From the 5th century to the 7th century AD, about thirty synods, variously counted, were held at Toledo (Concilia toletana) in what would come to be part of Spain. The earliest, directed against Priscillianism, assembled in 400. The "third" synod of 589 marked the epoch-making conversion of King Reccared from Arianism to Orthodox Chalcedonian Christianity. The "fourth", in 633, probably under the presidency of the noted Isidore of Seville, regulated many matters of discipline and decreed uniformity of liturgy throughout the kingdom. The Britonia of Galicia accepted the Latin liturgical rite. The "twelfth" council in 681 assured to the archbishop of Toledo the primacy of Hispania (present Iberian Peninsula). As nearly one hundred early canons of Toledo found a place in the Decretum Gratiani, they exerted an important influence on the development of ecclesiastical law.[1]

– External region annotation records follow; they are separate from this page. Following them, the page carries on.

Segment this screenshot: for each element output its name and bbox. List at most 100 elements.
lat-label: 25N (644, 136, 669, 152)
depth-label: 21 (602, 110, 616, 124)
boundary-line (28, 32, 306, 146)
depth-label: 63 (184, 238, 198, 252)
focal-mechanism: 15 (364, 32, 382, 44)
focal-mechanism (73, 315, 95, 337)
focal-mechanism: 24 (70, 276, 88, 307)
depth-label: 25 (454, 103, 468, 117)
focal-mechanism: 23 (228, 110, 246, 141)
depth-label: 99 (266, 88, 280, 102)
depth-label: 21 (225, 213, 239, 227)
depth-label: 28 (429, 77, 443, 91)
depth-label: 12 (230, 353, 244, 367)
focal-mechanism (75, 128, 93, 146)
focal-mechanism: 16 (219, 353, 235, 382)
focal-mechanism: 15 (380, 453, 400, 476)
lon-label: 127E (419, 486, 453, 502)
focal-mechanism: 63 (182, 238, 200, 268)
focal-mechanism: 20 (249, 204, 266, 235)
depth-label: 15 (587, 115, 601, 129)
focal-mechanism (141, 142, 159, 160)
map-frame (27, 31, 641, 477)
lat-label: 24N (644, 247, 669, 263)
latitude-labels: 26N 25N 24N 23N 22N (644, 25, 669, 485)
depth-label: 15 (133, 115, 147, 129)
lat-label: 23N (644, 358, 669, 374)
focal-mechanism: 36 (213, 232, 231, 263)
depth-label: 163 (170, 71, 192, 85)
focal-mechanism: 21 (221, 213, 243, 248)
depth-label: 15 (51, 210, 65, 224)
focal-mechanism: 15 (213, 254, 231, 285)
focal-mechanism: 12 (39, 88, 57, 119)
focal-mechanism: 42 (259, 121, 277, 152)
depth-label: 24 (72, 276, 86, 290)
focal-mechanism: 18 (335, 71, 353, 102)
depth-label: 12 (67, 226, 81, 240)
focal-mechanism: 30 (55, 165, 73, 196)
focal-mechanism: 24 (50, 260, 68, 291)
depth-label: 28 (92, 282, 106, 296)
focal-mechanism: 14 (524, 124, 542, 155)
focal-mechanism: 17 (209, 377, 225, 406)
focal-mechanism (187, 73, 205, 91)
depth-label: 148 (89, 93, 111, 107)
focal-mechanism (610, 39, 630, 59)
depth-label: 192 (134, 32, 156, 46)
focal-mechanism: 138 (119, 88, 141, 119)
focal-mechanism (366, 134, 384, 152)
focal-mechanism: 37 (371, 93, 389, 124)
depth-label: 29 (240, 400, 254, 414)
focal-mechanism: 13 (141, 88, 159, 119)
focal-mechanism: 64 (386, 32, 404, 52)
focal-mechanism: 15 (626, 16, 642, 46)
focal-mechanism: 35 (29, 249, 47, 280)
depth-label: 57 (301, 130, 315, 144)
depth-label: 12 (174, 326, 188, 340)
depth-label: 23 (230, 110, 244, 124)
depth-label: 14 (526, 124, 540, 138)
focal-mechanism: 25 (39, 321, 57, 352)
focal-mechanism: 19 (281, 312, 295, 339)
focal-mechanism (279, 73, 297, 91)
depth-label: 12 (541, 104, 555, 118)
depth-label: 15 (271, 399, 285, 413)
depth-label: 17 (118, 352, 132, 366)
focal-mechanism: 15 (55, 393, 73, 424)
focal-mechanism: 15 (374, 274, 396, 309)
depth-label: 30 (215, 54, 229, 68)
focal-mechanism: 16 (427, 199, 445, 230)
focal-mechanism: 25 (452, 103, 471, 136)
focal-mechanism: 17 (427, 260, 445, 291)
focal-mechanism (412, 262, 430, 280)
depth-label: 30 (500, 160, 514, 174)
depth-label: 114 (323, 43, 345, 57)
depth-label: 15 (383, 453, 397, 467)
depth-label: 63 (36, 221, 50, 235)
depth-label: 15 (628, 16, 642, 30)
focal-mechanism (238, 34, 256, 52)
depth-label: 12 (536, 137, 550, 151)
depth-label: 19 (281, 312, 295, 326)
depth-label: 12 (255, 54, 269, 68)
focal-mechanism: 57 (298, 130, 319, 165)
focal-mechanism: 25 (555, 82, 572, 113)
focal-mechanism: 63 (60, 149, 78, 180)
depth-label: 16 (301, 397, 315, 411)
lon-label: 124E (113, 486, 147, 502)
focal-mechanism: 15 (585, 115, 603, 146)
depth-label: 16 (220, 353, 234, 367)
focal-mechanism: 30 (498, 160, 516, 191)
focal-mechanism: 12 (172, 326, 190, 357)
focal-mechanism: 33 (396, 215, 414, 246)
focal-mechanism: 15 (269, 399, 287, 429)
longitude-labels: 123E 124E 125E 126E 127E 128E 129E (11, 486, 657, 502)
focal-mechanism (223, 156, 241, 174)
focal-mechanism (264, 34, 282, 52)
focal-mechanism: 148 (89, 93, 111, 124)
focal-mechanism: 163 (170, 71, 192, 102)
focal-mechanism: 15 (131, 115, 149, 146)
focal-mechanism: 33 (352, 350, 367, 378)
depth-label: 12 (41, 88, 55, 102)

The later synod of 1565 and 1566 concerned itself with the execution of the decrees of Trent; and the last council of Toledo, that of 1582 and 1583, was so guided in detail by Philip II that the pope ordered the name of the royal commissioner to be expunged from the acts.[1]
The seventh century is sometimes called, by Spanish historians, the Siglo de Concilios, or "Century of Councils".